To literary theorists, the book reports on a series of experiments with such tools and concepts as cluster, masterplot, multiple reading, and various types of conversion and intertextuality. Into the hands of historians of  Russian literature, it hopes to place the categories of bad writing, adaptation art, ‘Newdream,’ the complex of  ‘non-belonging,’ ‘graveyard witness,’ ‘corpse vs. culture,’ ‘slaughterhouse’ motifs, and other characteristic topoi.

The ambitiousness of these claims stems, in part, from the vantage point afforded by the author’s manifold intermediacy, which punctuates the relativity of cultural and scholarly “absolutes.” But the preeminence of such a position is relative, too, and this brings us to the question of the service the book performs for its specific author.

Briefly, it satisfies an interest in some literary texts, personalities, and problems that have long intrigued me. I have always been fascinated by the “eternal magic” of Pushkin’s “I Loved You…” and, for over a decade, by its reincarnation in Brodsky’s sonnet.
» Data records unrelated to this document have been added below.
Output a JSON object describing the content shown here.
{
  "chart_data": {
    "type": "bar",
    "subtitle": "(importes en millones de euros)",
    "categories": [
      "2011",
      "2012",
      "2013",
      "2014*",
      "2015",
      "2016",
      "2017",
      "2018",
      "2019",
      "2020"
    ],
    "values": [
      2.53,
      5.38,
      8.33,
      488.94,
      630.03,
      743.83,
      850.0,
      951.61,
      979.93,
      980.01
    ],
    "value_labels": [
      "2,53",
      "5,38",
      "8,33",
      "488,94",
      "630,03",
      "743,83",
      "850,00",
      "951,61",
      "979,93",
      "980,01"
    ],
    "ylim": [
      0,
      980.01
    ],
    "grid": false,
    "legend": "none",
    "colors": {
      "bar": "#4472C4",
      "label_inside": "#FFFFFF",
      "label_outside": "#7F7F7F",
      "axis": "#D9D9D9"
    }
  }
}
Very early on, I experienced a vague malaise over the deservedly famous Envy and “I Want To Go Home…” A persistent challenge for my generation was to decipher the message addressed to us by Zoshchenko and  Ilf and Petrov.

Some of my interests were strictly professional, others had a personal angle. In terms of practical criticism, I wondered, for instance, whether Vygotsky’s analysis of “Gentle Breathing” was really definitive. In theory, there gaped a contradiction between the focus on ‘the structure of the text’ (Aristotle, Shklovsky, Eisenstein, the New Critics) and the idea (Tynianov’s) that esthetic effects are the property of such entities as entire literary processes, no less. This latter view entailed a ghostliness of the individual text (spectrally inhabited by the glimmer of other literary worlds) that corroborated Meyerhold’s provocative claim concerning the unlimited malleability of the classics, i. e., that any scene could be staged in a number of ways without changing a word. In a personal vein, there were reasons to speculate about the possible links between my addiction to mirrors and my preoccupation with Limonov (and his with himself) or about those between my poor table manners, doubly conspicuous in emigration, my love of Zoshchenko, and the temptation to blame it all on Tolstoy the foe of comme il faut.

Coming, like the questions, from the same variously circumscribed specimen of a particular culture, the answers to these questions were devised primarily for his own use. By referring to my limitations I do not intend to disown my writing or plead with the reader for leniency. Rather, I am trying to furnish the book with a specific signature. To be sure, specific does not mean unique. Some problems I share with my generation, others plague our entire profession. Inevitably remaining half science, half art form, literary criticism (practiced to a great extent by ecrivains manques) is in the business of competing with literature proper in the creation of  “new works.” To do so, it resorts to the only method available to it: reinterpretation. Hence the relentless pressure, stronger than in other trades, to produce innovation at any cost. Small wonder that the expansion of criticism (which has been given full theoretical blessing by poststructuralism) resulted in a mass overproduction of merchandise, i. e. of new readings.

Already Tolstoy complained that “nine tenths of all that is printed is criticism,” yet he recognized its usefulness in guiding readers through the literary “labyrinths of linkages.” This book is both less and more than a road map: notes of an, alas, not so solitary traveler in the labyrinths of wandering dreams.